¿Por qué algunas mentiras políticas nos indignan y otras no?
Un rescate de Hannah Arendt y la serie 'Gaslit', con Julia Roberts, vuelven a acontecimientos de principios de los setenta, esa época que cada vez miraremos más por su parecido con la nuestra: inflación, guerra y, sí, mentiras
Mienten los políticos: sí.
Es inevitable la mentira en la política: sí.
Habría que ponerle un límite a la mentira en la política: sí.
¿Dónde está ese límite?: no lo sabemos.
Esto es más o menos lo que me decía mientras, por un lado, releía la nueva edición del texto clásico de la filósofa Hannah Arendt
Arendt escribe sobre los “papeles del Pentágono”, unos documentos elaborados por el propio Gobierno estadounidense que, en 1971, revelaron que este había estado mintiendo sistemáticamente sobre la guerra de Vietnam: había exagerado el peligro de una victoria comunista, ocultado operaciones ilegales y, por encima de todo, mentido sobre las posibilidades reales que tenía Estados Unidos de ganar la guerra. La política estadounidense respecto a Vietnam, a partir de mediados de los años sesenta, cuenta Arendt, no tuvo que ver tanto con la consecución de objetivos militares, como con la intención de venderle el fracaso a los estadounidenses. Y eso requirió un engaño masivo.
'Gaslit' cuenta un acontecimiento sucedido inmediatamente después, en 1972: los intentos del Gobierno de Nixon de ocultar su participación en la irrupción en las oficinas del Partido Demócrata en el edificio Watergate, con el fin de obtener información que perjudicara a los demócratas y asegurarse que Nixon era reelegido. La serie se centra en la figura de Martha Mitchell, esposa del fiscal general estadounidense, que tenía la costumbre de contar a la prensa algunas noticias reservadas de las que se enteraba.

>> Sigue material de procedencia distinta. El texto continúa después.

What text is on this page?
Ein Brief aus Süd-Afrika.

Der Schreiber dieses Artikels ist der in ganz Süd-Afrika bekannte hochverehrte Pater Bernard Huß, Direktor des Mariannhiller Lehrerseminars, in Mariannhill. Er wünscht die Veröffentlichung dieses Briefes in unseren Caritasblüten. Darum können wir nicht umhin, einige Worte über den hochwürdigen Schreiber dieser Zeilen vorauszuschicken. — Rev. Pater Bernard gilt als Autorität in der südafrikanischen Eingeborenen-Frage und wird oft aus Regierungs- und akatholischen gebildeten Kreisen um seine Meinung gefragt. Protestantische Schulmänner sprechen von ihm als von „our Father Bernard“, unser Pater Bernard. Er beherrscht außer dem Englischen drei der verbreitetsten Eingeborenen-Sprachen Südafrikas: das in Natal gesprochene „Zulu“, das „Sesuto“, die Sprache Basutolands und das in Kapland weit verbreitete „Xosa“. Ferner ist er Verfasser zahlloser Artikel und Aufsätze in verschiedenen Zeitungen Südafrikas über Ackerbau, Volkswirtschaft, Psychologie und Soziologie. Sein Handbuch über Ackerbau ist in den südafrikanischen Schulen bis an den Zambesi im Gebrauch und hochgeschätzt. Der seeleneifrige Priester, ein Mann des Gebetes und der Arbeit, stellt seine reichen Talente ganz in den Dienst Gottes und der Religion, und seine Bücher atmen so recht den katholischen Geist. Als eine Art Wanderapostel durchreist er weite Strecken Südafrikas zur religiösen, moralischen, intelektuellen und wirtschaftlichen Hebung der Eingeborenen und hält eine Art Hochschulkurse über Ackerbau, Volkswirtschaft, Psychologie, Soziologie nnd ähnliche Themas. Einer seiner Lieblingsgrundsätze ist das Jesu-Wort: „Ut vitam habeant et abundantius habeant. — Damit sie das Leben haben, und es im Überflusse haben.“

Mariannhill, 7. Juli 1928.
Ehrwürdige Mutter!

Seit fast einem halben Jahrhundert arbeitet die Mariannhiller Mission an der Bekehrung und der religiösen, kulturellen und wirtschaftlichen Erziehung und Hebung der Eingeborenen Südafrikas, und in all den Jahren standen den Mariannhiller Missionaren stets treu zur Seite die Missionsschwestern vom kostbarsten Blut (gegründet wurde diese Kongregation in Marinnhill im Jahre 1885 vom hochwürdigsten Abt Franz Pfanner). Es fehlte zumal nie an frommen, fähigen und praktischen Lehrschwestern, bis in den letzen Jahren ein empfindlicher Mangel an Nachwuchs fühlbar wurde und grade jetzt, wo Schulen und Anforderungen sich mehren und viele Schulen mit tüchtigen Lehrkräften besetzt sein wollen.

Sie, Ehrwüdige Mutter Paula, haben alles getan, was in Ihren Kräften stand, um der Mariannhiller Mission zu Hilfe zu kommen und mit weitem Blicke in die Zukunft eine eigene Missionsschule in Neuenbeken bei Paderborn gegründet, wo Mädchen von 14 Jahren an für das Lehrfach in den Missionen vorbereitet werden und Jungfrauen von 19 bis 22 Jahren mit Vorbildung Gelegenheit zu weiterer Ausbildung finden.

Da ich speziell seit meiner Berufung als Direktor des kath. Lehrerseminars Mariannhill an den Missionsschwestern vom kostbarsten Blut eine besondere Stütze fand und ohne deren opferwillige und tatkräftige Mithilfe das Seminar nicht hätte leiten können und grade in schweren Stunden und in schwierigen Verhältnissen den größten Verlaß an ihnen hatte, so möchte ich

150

Su desparpajo y falta de filtro la convirtieron en una celebridad y, tras el intento de su marido de acallarla mediante una especie de secuestro, acabó contando que el Partido Republicano de Nixon estaba llevando a cabo una guerra sucia para ganar las elecciones.
Nixon se ha convertido en un emblema del político mentiroso (aunque los papeles del Pentágono hacían sobre todo referencia a la presidencia anterior, la de Johnson, un demócrata). El problema, cuenta Arendt, era que la política había sufrido un cambio sin precedentes: ahora ya no solo se trataba del “poder ni el beneficio económico”, ni siquiera del imperialismo de toda la vida en el caso de la guerra de Vietnam, sino de que los gobiernos se habían llenado de burócratas y profesionales de las relaciones públicas cuyo objetivo era “la imagen misma” (¿les suena?). Estos hablaban de “escenario” y “audiencias”, términos, dice Arendt, tomados del mundo del teatro, por lo que “las políticas se convirtieron en medios intercambiables”. El objetivo no era ya “conquistar el mundo sino vencer en la batalla por conquistar las mentes de los ciudadanos”. La primera nación del mundo se había convertido en un aparato burocrático destinado únicamente a dar buena imagen. Y claro, eso requería un montón de mentiras, porque lo que estaba haciendo en Vietnam no era precisamente bonito.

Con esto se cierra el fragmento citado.